褒められて嬉しいものだろうが、天子には響かないし普通の人間には伝わらない無機質な響きを持つ声色で、嫌悪感すらあった。
「同じ系統なのになんでこうも違うのかな」
「俺が目の前にいるのに、別の男の話かい?」
「いいえ、あなたのよく知る男の話よ」
それを聞いて、その時初めて一馬は顔を顰めた。同じ系統、良く知る男。それだけで彼の中ではよく知った男が連想された。
「…それは、711番の事かな?」
「そうよ。私は彼に救われた。何もかも否定された私に、手を差し伸べてくれた彼がいたから今の私があるの。だから…」
ダンと大きな音が空き教室に響く。それは一馬が机をたたいた音で、彼の顔は無表情ながら眉間に皺を寄せて目に怒りの光が溢れていた。

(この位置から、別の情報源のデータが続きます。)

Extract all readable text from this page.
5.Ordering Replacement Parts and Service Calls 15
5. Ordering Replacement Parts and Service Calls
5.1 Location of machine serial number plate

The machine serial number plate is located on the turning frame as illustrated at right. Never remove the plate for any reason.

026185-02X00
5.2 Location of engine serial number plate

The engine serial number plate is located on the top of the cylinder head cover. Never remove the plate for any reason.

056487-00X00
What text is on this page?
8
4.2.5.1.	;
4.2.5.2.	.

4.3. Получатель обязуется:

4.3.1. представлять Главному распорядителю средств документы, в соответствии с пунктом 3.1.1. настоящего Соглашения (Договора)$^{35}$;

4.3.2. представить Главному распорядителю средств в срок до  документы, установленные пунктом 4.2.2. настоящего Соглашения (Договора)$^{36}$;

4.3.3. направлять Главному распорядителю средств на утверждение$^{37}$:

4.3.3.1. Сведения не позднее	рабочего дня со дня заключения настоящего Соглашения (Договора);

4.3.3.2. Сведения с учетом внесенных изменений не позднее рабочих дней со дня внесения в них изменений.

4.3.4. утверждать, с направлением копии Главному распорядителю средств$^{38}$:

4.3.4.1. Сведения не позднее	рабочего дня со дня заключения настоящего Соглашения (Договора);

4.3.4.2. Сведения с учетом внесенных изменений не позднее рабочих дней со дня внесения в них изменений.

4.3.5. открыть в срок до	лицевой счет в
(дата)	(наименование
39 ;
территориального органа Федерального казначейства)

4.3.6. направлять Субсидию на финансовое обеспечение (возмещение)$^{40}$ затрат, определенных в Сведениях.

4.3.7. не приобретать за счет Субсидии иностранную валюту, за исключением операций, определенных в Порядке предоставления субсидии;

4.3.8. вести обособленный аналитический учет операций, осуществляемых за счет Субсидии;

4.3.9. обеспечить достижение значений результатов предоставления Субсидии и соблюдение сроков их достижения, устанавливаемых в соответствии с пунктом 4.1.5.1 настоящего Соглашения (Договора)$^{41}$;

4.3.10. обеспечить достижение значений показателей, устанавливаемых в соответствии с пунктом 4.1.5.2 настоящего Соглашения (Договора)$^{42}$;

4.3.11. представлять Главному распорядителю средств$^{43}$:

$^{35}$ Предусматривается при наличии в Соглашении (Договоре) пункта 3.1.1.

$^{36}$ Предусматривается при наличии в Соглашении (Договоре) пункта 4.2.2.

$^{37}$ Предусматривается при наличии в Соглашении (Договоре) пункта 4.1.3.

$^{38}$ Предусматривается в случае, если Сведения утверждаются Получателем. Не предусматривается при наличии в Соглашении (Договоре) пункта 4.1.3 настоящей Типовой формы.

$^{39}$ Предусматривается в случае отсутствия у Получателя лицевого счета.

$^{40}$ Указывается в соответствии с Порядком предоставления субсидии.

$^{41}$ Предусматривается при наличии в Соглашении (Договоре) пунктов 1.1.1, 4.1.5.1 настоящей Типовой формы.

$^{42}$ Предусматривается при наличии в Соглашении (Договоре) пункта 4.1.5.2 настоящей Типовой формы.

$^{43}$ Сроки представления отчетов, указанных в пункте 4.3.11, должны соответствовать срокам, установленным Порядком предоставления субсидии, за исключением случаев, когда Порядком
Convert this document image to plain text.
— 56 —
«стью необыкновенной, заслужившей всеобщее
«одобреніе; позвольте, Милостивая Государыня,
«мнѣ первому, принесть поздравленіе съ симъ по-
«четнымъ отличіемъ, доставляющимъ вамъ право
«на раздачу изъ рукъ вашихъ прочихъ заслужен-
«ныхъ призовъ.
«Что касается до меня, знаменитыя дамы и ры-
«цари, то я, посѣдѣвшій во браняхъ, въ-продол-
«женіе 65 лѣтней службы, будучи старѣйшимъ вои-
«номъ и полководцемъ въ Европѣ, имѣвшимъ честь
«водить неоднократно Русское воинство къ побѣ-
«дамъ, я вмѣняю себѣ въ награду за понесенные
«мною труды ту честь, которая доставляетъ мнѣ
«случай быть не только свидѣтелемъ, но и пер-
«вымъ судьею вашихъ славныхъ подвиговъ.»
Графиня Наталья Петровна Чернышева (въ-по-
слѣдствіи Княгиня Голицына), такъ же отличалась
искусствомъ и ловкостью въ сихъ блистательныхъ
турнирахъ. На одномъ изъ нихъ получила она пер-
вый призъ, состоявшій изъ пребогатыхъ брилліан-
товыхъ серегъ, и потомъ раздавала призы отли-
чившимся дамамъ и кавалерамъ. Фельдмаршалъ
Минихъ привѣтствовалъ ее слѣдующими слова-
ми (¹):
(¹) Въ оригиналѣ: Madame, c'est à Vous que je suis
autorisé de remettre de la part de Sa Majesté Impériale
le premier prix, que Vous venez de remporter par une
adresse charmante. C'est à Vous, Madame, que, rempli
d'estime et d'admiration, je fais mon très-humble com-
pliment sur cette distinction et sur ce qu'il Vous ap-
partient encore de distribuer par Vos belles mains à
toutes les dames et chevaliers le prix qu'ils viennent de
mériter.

「あいつは、死んだはずだ!! 俺がこの手でアイソレーションタンクに沈めたんだから!!」
「そうね、それを聞いて私は貴方を殺そうとしたわ。でも、彼は生きてるわ」
「そんな事はない!! あいつの息の根を止めた、心臓の音も止まったのも確認した‼」
「そうね、あなたはそこまでした後、アイソレーションタンクにいれて鍵をかけて研究室に火をつけた…だったかしら?」
「ああ、だから。あいつは死んだ、いないんだ…」
何かに突き動かされるように一馬はふらりと立ち上がって、虚ろな目をしながら何事もなかったかのように空き教室を出て行った。その後ろ姿を見ながら天子は、憎しみではなく憐みの目を向ける。
「スレイブジーンの影響か…。でも711番を自尊心で殺そうとして、そこからの禁止行動からの発現…自業自得よ」
遺伝子に仕込まれた悪意によって歪まされるも、己の悪意によって引き金を引いたのだと天子は憐みを持って嗤う。